We are acting as counsel for Pacific Continental Corporation, an Oregon corporation (the “Company”), in connection with the Registration Statement on Form S-4 (the “Registration Statement”) relating to the registration under the Securities Act of 1933 (the “Act”) of 2,900,000 shares (the “Shares”) of common stock, no par value per share (the “Common Stock”) of the Company, to be issued in connection with the merger contemplated by the Agreement and Plan of Merger, dated as of April 26, 2016, by and among the Company, Pacific Continental Bank, Foundation Bancorp, Inc., and Foundation Bank, as amended (the “Merger Agreement”), which Merger Agreement is described in such Registration Statement and filed as an exhibit thereto.

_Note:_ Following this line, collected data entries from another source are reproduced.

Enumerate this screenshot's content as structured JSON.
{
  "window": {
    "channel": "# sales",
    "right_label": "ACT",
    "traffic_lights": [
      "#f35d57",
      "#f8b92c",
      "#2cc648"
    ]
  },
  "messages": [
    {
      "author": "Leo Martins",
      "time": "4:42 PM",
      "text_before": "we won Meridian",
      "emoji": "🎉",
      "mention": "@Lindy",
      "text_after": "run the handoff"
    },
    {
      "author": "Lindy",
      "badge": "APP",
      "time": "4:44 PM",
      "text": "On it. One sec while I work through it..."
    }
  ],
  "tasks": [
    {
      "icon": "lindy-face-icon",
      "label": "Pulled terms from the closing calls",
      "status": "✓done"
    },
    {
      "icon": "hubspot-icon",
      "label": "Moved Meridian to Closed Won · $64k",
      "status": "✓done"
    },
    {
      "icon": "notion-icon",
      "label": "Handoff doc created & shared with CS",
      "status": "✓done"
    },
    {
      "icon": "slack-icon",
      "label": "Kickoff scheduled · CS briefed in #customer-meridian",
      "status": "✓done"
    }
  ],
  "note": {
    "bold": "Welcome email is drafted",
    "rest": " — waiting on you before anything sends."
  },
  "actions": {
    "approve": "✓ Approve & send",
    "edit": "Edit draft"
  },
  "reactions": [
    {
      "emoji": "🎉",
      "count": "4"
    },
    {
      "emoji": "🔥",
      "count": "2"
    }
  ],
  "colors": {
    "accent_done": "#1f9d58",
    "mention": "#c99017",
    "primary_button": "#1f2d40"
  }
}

We have reviewed and are familiar with such corporate proceedings and other matters as we have deemed necessary for the opinions expressed in this letter. Based upon the foregoing, we are of the opinion that the Shares have been duly authorized and, when issued in accordance with the Merger Agreement, will be validly issued, fully paid and nonassessable. The opinions set forth in this letter are limited to the federal law of the United States of America, as in effect on the date hereof. Insofar as the opinions expressed herein relate to or are dependent upon the law of the State of Oregon, we have relied exclusively on the opinion of White Summers Caffee & James, LLP, dated June 9, 2016, subject to the assumptions, limitations and qualifications set forth therein.

We hereby consent to the filing of this opinion letter as Exhibit 5.1 to the Registration Statement and to the use of our name under the caption “Legal Matters” in the Registration Statement and in the Proxy Statement/Prospectus included therein. In giving this consent, we do not thereby admit that we are within the category of persons whose consent is required under Section 7 of the Act or the rules and regulations of the Securities and Exchange Commission promulgated thereunder.